In August we reported how the Trust needed £86 million of savings in this financial year alone, not least because of their PFI tie up with the Princess Royal Hospital in Bromley. Couple this with increased pressure on services due to an ageing local population and the Care Quality Commission was only ever going to draw this conclusion. Sure enough, the Emergency Department is overcrowded, the critical care service is short on beds, the maternity ward is sometimes understaffed and – hard to believe in a major central London hospital – there has been intermittent flooding of the dialysis unit and endoscopy suite.
Yet the report also noted the ‘outstanding practice’ among some employees, including trauma nurses, a youth worker drop-in scheme in the Emergency Department and the ‘pioneering work’ being done by some of the hospital’s specialist services.
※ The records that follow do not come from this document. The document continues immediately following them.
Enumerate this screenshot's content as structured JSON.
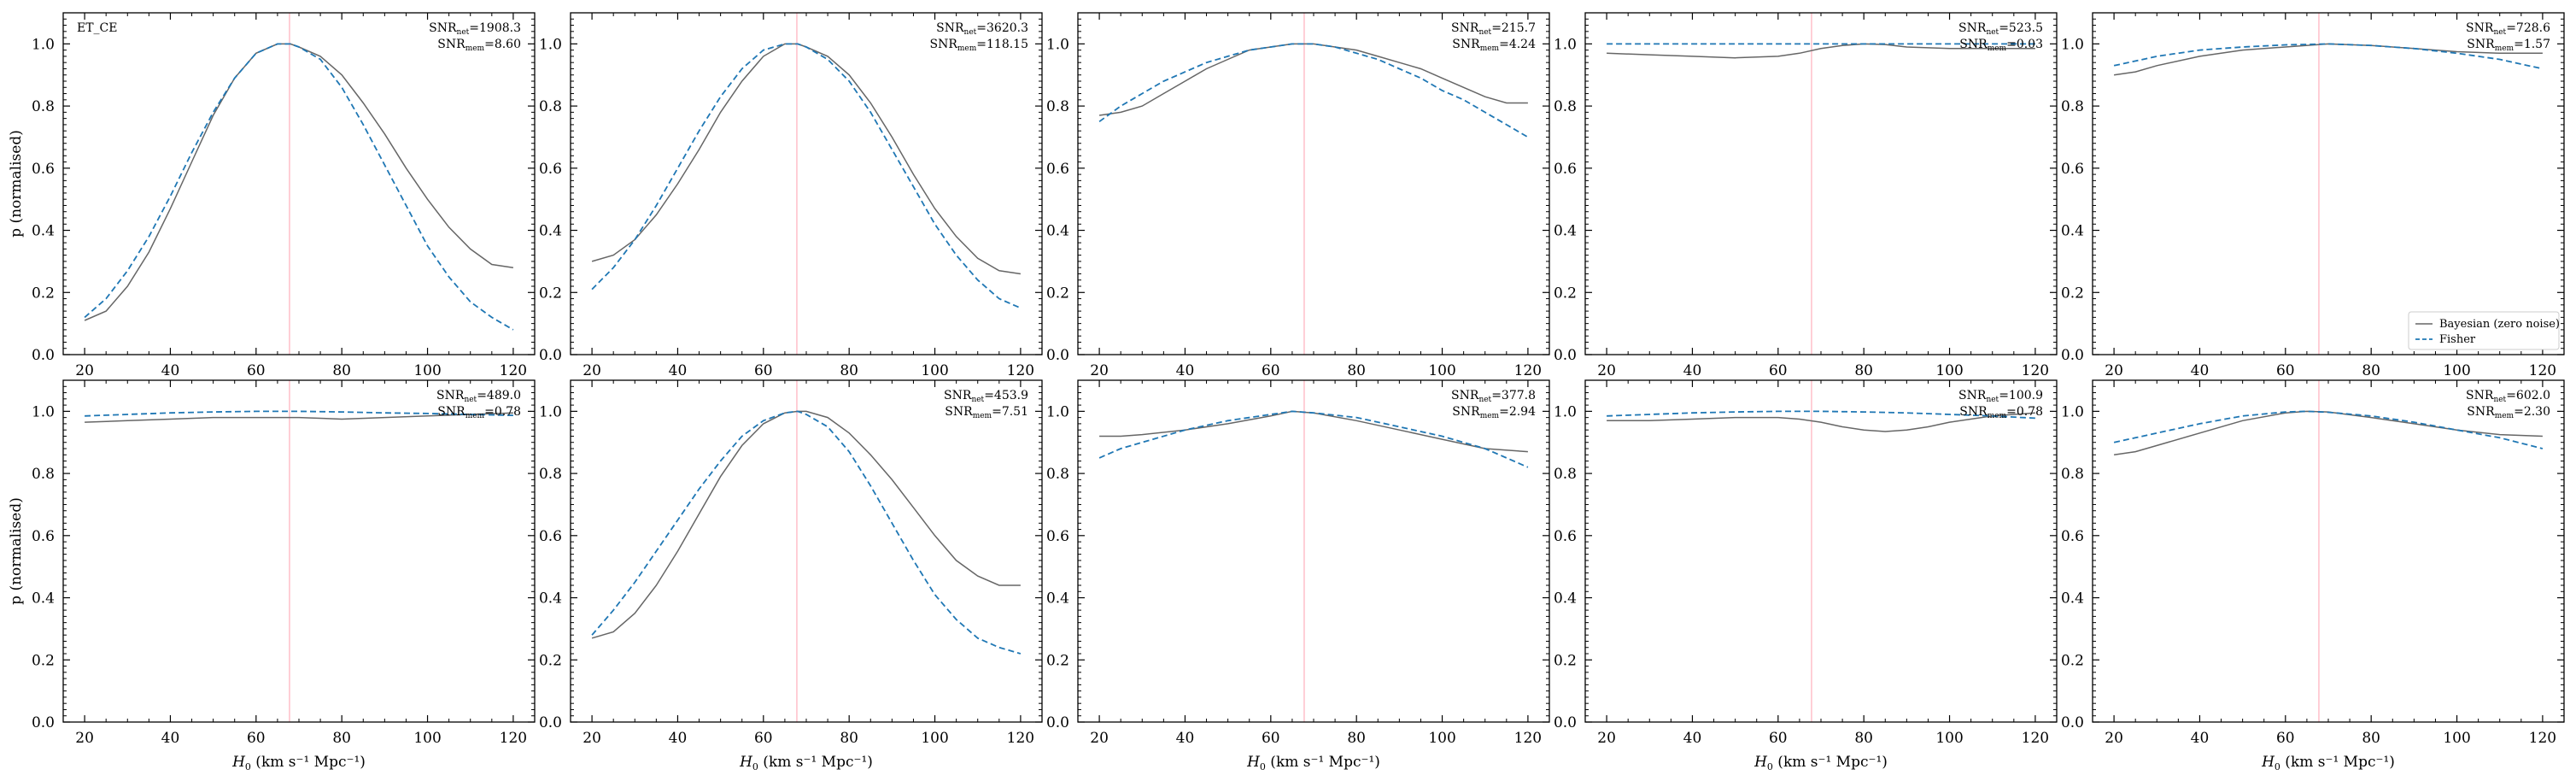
{
  "figure": {
    "ylabel": "p (normalised)",
    "xlabel_main": "H",
    "xlabel_sub": "0",
    "xlabel_units": " (km s⁻¹ Mpc⁻¹)",
    "tag": "ET_CE",
    "snr_prefix": "SNR",
    "snr_sub_1": "net",
    "snr_sub_2": "mem",
    "true_value": 67.8,
    "colors": {
      "bayesian": "#666666",
      "fisher": "#1f77b4",
      "truth": "#ffb6c1"
    }
  },
  "legend": {
    "bayesian": "Bayesian (zero noise)",
    "fisher": "Fisher"
  },
  "chart_data": [
    {
      "type": "line",
      "snr_net": "=1908.3",
      "snr_mem": "=8.60",
      "xlim": [
        15,
        125
      ],
      "ylim": [
        0,
        1.1
      ],
      "xticks": [
        20,
        40,
        60,
        80,
        100,
        120
      ],
      "yticks": [
        0.0,
        0.2,
        0.4,
        0.6,
        0.8,
        1.0
      ],
      "series": [
        {
          "name": "Bayesian (zero noise)",
          "x": [
            20,
            25,
            30,
            35,
            40,
            45,
            50,
            55,
            60,
            65,
            68,
            70,
            75,
            80,
            85,
            90,
            95,
            100,
            105,
            110,
            115,
            120
          ],
          "y": [
            0.11,
            0.14,
            0.22,
            0.33,
            0.47,
            0.62,
            0.77,
            0.89,
            0.97,
            1.0,
            1.0,
            0.99,
            0.96,
            0.9,
            0.81,
            0.71,
            0.6,
            0.5,
            0.41,
            0.34,
            0.29,
            0.28
          ]
        },
        {
          "name": "Fisher",
          "x": [
            20,
            25,
            30,
            35,
            40,
            45,
            50,
            55,
            60,
            65,
            68,
            70,
            75,
            80,
            85,
            90,
            95,
            100,
            105,
            110,
            115,
            120
          ],
          "y": [
            0.12,
            0.18,
            0.27,
            0.38,
            0.51,
            0.65,
            0.78,
            0.89,
            0.97,
            1.0,
            1.0,
            0.99,
            0.95,
            0.86,
            0.74,
            0.61,
            0.48,
            0.35,
            0.25,
            0.17,
            0.12,
            0.08
          ]
        }
      ]
    },
    {
      "type": "line",
      "snr_net": "=3620.3",
      "snr_mem": "=118.15",
      "xlim": [
        15,
        125
      ],
      "ylim": [
        0,
        1.1
      ],
      "xticks": [
        20,
        40,
        60,
        80,
        100,
        120
      ],
      "yticks": [
        0.0,
        0.2,
        0.4,
        0.6,
        0.8,
        1.0
      ],
      "series": [
        {
          "name": "Bayesian (zero noise)",
          "x": [
            20,
            25,
            30,
            35,
            40,
            45,
            50,
            55,
            60,
            65,
            68,
            70,
            75,
            80,
            85,
            90,
            95,
            100,
            105,
            110,
            115,
            120
          ],
          "y": [
            0.3,
            0.32,
            0.37,
            0.45,
            0.55,
            0.66,
            0.78,
            0.88,
            0.96,
            1.0,
            1.0,
            0.99,
            0.96,
            0.9,
            0.81,
            0.7,
            0.58,
            0.47,
            0.38,
            0.31,
            0.27,
            0.26
          ]
        },
        {
          "name": "Fisher",
          "x": [
            20,
            25,
            30,
            35,
            40,
            45,
            50,
            55,
            60,
            65,
            68,
            70,
            75,
            80,
            85,
            90,
            95,
            100,
            105,
            110,
            115,
            120
          ],
          "y": [
            0.21,
            0.28,
            0.37,
            0.48,
            0.6,
            0.72,
            0.83,
            0.92,
            0.98,
            1.0,
            1.0,
            0.99,
            0.95,
            0.88,
            0.78,
            0.66,
            0.54,
            0.42,
            0.32,
            0.24,
            0.18,
            0.15
          ]
        }
      ]
    },
    {
      "type": "line",
      "snr_net": "=215.7",
      "snr_mem": "=4.24",
      "xlim": [
        15,
        125
      ],
      "ylim": [
        0,
        1.1
      ],
      "xticks": [
        20,
        40,
        60,
        80,
        100,
        120
      ],
      "yticks": [
        0.0,
        0.2,
        0.4,
        0.6,
        0.8,
        1.0
      ],
      "series": [
        {
          "name": "Bayesian (zero noise)",
          "x": [
            20,
            25,
            30,
            35,
            40,
            45,
            50,
            55,
            60,
            65,
            70,
            75,
            80,
            85,
            90,
            95,
            100,
            105,
            110,
            115,
            120
          ],
          "y": [
            0.77,
            0.78,
            0.8,
            0.84,
            0.88,
            0.92,
            0.95,
            0.98,
            0.99,
            1.0,
            1.0,
            0.99,
            0.98,
            0.96,
            0.94,
            0.92,
            0.89,
            0.86,
            0.83,
            0.81,
            0.81
          ]
        },
        {
          "name": "Fisher",
          "x": [
            20,
            25,
            30,
            35,
            40,
            45,
            50,
            55,
            60,
            65,
            70,
            75,
            80,
            85,
            90,
            95,
            100,
            105,
            110,
            115,
            120
          ],
          "y": [
            0.75,
            0.8,
            0.84,
            0.88,
            0.91,
            0.94,
            0.96,
            0.98,
            0.99,
            1.0,
            1.0,
            0.99,
            0.97,
            0.95,
            0.92,
            0.89,
            0.85,
            0.82,
            0.78,
            0.74,
            0.7
          ]
        }
      ]
    },
    {
      "type": "line",
      "snr_net": "=523.5",
      "snr_mem": "=0.03",
      "xlim": [
        15,
        125
      ],
      "ylim": [
        0,
        1.1
      ],
      "xticks": [
        20,
        40,
        60,
        80,
        100,
        120
      ],
      "yticks": [
        0.0,
        0.2,
        0.4,
        0.6,
        0.8,
        1.0
      ],
      "series": [
        {
          "name": "Bayesian (zero noise)",
          "x": [
            20,
            30,
            40,
            50,
            60,
            65,
            70,
            75,
            80,
            85,
            90,
            100,
            110,
            120
          ],
          "y": [
            0.97,
            0.965,
            0.96,
            0.955,
            0.96,
            0.97,
            0.985,
            0.995,
            1.0,
            0.998,
            0.99,
            0.985,
            0.985,
            0.985
          ]
        },
        {
          "name": "Fisher",
          "x": [
            20,
            40,
            60,
            80,
            100,
            120
          ],
          "y": [
            1.0,
            1.0,
            1.0,
            1.0,
            1.0,
            1.0
          ]
        }
      ]
    },
    {
      "type": "line",
      "snr_net": "=728.6",
      "snr_mem": "=1.57",
      "xlim": [
        15,
        125
      ],
      "ylim": [
        0,
        1.1
      ],
      "xticks": [
        20,
        40,
        60,
        80,
        100,
        120
      ],
      "yticks": [
        0.0,
        0.2,
        0.4,
        0.6,
        0.8,
        1.0
      ],
      "series": [
        {
          "name": "Bayesian (zero noise)",
          "x": [
            20,
            25,
            30,
            40,
            50,
            60,
            70,
            80,
            90,
            100,
            110,
            120
          ],
          "y": [
            0.9,
            0.91,
            0.93,
            0.96,
            0.98,
            0.99,
            1.0,
            0.995,
            0.985,
            0.975,
            0.97,
            0.97
          ]
        },
        {
          "name": "Fisher",
          "x": [
            20,
            25,
            30,
            40,
            50,
            60,
            70,
            80,
            90,
            100,
            110,
            120
          ],
          "y": [
            0.93,
            0.945,
            0.96,
            0.98,
            0.99,
            0.997,
            1.0,
            0.995,
            0.985,
            0.97,
            0.95,
            0.92
          ]
        }
      ]
    },
    {
      "type": "line",
      "snr_net": "=489.0",
      "snr_mem": "=0.78",
      "xlim": [
        15,
        125
      ],
      "ylim": [
        0,
        1.1
      ],
      "xticks": [
        20,
        40,
        60,
        80,
        100,
        120
      ],
      "yticks": [
        0.0,
        0.2,
        0.4,
        0.6,
        0.8,
        1.0
      ],
      "series": [
        {
          "name": "Bayesian (zero noise)",
          "x": [
            20,
            30,
            40,
            50,
            60,
            70,
            80,
            90,
            100,
            110,
            120
          ],
          "y": [
            0.965,
            0.97,
            0.975,
            0.98,
            0.98,
            0.98,
            0.975,
            0.98,
            0.985,
            0.99,
            0.995
          ]
        },
        {
          "name": "Fisher",
          "x": [
            20,
            30,
            40,
            50,
            60,
            70,
            80,
            90,
            100,
            110,
            120
          ],
          "y": [
            0.985,
            0.99,
            0.995,
            0.998,
            1.0,
            1.0,
            0.998,
            0.995,
            0.993,
            0.99,
            0.987
          ]
        }
      ]
    },
    {
      "type": "line",
      "snr_net": "=453.9",
      "snr_mem": "=7.51",
      "xlim": [
        15,
        125
      ],
      "ylim": [
        0,
        1.1
      ],
      "xticks": [
        20,
        40,
        60,
        80,
        100,
        120
      ],
      "yticks": [
        0.0,
        0.2,
        0.4,
        0.6,
        0.8,
        1.0
      ],
      "series": [
        {
          "name": "Bayesian (zero noise)",
          "x": [
            20,
            25,
            30,
            35,
            40,
            45,
            50,
            55,
            60,
            65,
            68,
            70,
            75,
            80,
            85,
            90,
            95,
            100,
            105,
            110,
            115,
            120
          ],
          "y": [
            0.27,
            0.29,
            0.35,
            0.44,
            0.55,
            0.67,
            0.79,
            0.89,
            0.96,
            0.995,
            1.0,
            1.0,
            0.98,
            0.93,
            0.86,
            0.78,
            0.69,
            0.6,
            0.52,
            0.47,
            0.44,
            0.44
          ]
        },
        {
          "name": "Fisher",
          "x": [
            20,
            25,
            30,
            35,
            40,
            45,
            50,
            55,
            60,
            65,
            68,
            70,
            75,
            80,
            85,
            90,
            95,
            100,
            105,
            110,
            115,
            120
          ],
          "y": [
            0.28,
            0.36,
            0.45,
            0.55,
            0.65,
            0.75,
            0.84,
            0.92,
            0.97,
            0.995,
            1.0,
            0.99,
            0.95,
            0.87,
            0.76,
            0.64,
            0.52,
            0.41,
            0.33,
            0.27,
            0.24,
            0.22
          ]
        }
      ]
    },
    {
      "type": "line",
      "snr_net": "=377.8",
      "snr_mem": "=2.94",
      "xlim": [
        15,
        125
      ],
      "ylim": [
        0,
        1.1
      ],
      "xticks": [
        20,
        40,
        60,
        80,
        100,
        120
      ],
      "yticks": [
        0.0,
        0.2,
        0.4,
        0.6,
        0.8,
        1.0
      ],
      "series": [
        {
          "name": "Bayesian (zero noise)",
          "x": [
            20,
            25,
            30,
            40,
            50,
            60,
            65,
            70,
            80,
            90,
            100,
            110,
            120
          ],
          "y": [
            0.92,
            0.92,
            0.925,
            0.94,
            0.96,
            0.985,
            1.0,
            0.995,
            0.97,
            0.94,
            0.91,
            0.88,
            0.87
          ]
        },
        {
          "name": "Fisher",
          "x": [
            20,
            25,
            30,
            40,
            50,
            60,
            65,
            70,
            80,
            90,
            100,
            110,
            120
          ],
          "y": [
            0.85,
            0.88,
            0.9,
            0.94,
            0.97,
            0.99,
            1.0,
            0.995,
            0.98,
            0.95,
            0.92,
            0.88,
            0.82
          ]
        }
      ]
    },
    {
      "type": "line",
      "snr_net": "=100.9",
      "snr_mem": "=0.78",
      "xlim": [
        15,
        125
      ],
      "ylim": [
        0,
        1.1
      ],
      "xticks": [
        20,
        40,
        60,
        80,
        100,
        120
      ],
      "yticks": [
        0.0,
        0.2,
        0.4,
        0.6,
        0.8,
        1.0
      ],
      "series": [
        {
          "name": "Bayesian (zero noise)",
          "x": [
            20,
            30,
            40,
            50,
            60,
            65,
            70,
            75,
            80,
            85,
            90,
            95,
            100,
            110,
            120
          ],
          "y": [
            0.97,
            0.97,
            0.975,
            0.98,
            0.98,
            0.975,
            0.965,
            0.95,
            0.94,
            0.935,
            0.94,
            0.95,
            0.965,
            0.985,
            0.995
          ]
        },
        {
          "name": "Fisher",
          "x": [
            20,
            30,
            40,
            50,
            60,
            70,
            80,
            90,
            100,
            110,
            120
          ],
          "y": [
            0.985,
            0.99,
            0.995,
            0.998,
            1.0,
            1.0,
            0.998,
            0.995,
            0.99,
            0.985,
            0.978
          ]
        }
      ]
    },
    {
      "type": "line",
      "snr_net": "=602.0",
      "snr_mem": "=2.30",
      "xlim": [
        15,
        125
      ],
      "ylim": [
        0,
        1.1
      ],
      "xticks": [
        20,
        40,
        60,
        80,
        100,
        120
      ],
      "yticks": [
        0.0,
        0.2,
        0.4,
        0.6,
        0.8,
        1.0
      ],
      "series": [
        {
          "name": "Bayesian (zero noise)",
          "x": [
            20,
            25,
            30,
            40,
            50,
            60,
            65,
            70,
            80,
            90,
            100,
            110,
            120
          ],
          "y": [
            0.86,
            0.87,
            0.89,
            0.93,
            0.97,
            0.995,
            1.0,
            0.998,
            0.98,
            0.96,
            0.94,
            0.925,
            0.92
          ]
        },
        {
          "name": "Fisher",
          "x": [
            20,
            25,
            30,
            40,
            50,
            60,
            65,
            70,
            80,
            90,
            100,
            110,
            120
          ],
          "y": [
            0.9,
            0.915,
            0.93,
            0.96,
            0.985,
            0.998,
            1.0,
            0.997,
            0.985,
            0.965,
            0.94,
            0.915,
            0.88
          ]
        }
      ]
    }
  ]
}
The hospital itself says many of the weaknesses identified in the report have already been addressed, as ever seems to be the case when such reports are published.
You can’t judge the performance of a hospital like King’s in a vacuum – financial constraints are bound to have an impact. So the excellent staff work noted is to be applauded.
Yet with £8 million proposed to be shaved off the staff pay bill by March next year, you really have to fear for the future.